St. Jean understood that amends needed to be made, and that to communicate to God, with his spiritual authority as a Father that he was taking on some of this punishment for sin on their behalf, is truly taking seriously the passage of scripture which tells us that we fill up what is lacking in the sufferings of Christ.  That Christ purposefully left something lacking in His all sufficient sacrifice, and that is our “cooperation” and willingness to unite ourselves to the same sacrifice in spirit through mortification (as St. Paul promotes).  Likewise, we also read in the Office of Readings a passage from scripture where soldiers had become corrupt by taking upon themselves pagan items that were forbidden.  Judas prayed for them, by gathering the sacrifice of a few thousand silver pieces, in order to offer as a sacrifice of reparation for the souls of the dead, the soldiers who had died with this sin on their soul.

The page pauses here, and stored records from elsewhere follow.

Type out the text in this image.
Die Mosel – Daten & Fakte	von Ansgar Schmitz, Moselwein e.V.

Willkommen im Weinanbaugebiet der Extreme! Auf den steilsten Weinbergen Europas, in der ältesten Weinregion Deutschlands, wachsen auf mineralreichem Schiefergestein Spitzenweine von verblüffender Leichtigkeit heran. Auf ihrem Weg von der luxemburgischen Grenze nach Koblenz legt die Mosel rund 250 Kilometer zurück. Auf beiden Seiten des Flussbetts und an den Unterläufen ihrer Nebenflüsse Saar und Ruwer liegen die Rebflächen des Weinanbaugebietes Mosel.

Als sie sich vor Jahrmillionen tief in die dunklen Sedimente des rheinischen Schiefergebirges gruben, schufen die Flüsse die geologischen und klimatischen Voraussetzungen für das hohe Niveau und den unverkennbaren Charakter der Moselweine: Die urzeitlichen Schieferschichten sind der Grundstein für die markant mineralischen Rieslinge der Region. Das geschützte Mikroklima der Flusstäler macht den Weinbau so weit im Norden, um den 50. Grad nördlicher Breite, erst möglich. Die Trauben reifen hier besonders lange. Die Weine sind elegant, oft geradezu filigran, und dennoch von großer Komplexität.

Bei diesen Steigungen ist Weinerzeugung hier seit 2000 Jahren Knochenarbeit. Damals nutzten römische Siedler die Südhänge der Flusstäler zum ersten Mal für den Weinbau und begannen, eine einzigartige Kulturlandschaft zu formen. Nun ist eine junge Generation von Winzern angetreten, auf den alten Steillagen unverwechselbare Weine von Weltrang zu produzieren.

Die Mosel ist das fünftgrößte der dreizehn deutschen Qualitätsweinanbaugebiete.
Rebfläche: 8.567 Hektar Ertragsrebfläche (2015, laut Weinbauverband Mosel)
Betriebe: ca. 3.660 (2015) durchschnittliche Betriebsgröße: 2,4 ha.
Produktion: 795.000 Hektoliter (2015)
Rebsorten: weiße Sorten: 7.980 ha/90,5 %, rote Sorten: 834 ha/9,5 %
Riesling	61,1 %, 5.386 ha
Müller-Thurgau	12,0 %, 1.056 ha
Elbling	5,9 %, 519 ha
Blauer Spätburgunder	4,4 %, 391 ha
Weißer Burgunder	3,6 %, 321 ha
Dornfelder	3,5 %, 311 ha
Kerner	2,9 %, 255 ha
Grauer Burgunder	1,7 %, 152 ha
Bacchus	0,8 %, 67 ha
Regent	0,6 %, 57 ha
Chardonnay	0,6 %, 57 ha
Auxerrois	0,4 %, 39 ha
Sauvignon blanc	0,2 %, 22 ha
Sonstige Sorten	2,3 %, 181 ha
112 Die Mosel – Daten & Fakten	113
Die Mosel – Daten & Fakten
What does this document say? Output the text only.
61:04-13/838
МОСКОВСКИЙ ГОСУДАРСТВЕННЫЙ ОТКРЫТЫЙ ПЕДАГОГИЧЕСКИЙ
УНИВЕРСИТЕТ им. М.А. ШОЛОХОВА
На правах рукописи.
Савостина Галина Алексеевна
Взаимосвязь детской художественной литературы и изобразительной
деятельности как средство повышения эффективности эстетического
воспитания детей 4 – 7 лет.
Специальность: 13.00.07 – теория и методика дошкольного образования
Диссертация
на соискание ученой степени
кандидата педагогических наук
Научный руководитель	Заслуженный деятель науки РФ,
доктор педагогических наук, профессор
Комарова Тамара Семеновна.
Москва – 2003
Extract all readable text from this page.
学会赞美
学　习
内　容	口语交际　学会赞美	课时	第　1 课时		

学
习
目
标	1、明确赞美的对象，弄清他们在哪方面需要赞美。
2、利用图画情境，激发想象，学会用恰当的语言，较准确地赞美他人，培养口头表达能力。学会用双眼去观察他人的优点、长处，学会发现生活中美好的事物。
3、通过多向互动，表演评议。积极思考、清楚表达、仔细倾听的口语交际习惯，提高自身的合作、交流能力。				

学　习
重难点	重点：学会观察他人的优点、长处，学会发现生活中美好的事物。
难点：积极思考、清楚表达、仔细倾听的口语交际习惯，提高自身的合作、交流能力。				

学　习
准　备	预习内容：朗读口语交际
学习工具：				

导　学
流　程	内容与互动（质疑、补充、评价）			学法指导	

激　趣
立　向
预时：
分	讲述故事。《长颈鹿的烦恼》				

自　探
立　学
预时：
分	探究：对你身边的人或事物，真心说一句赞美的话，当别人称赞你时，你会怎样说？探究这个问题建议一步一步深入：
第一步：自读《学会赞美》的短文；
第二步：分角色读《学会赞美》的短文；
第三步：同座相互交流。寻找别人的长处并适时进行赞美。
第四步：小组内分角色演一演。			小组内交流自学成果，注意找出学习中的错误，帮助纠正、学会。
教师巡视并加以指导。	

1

 The laity are invited, likewise, to take part in this work of reparation – but it means that we first need to understand that our life, and our identity is no longer about ourselves.  We live to and die to the Lord, and we are created to Love God and our Neighbour.  IN this sense, if we truly internalize this as our identity and mission, we will not be reluctant to suffer for the sake of others.  We will not merely present what appears to the world to be suffering, but we will actually suffer, according to the wisdom of prudence and a good spiritual director.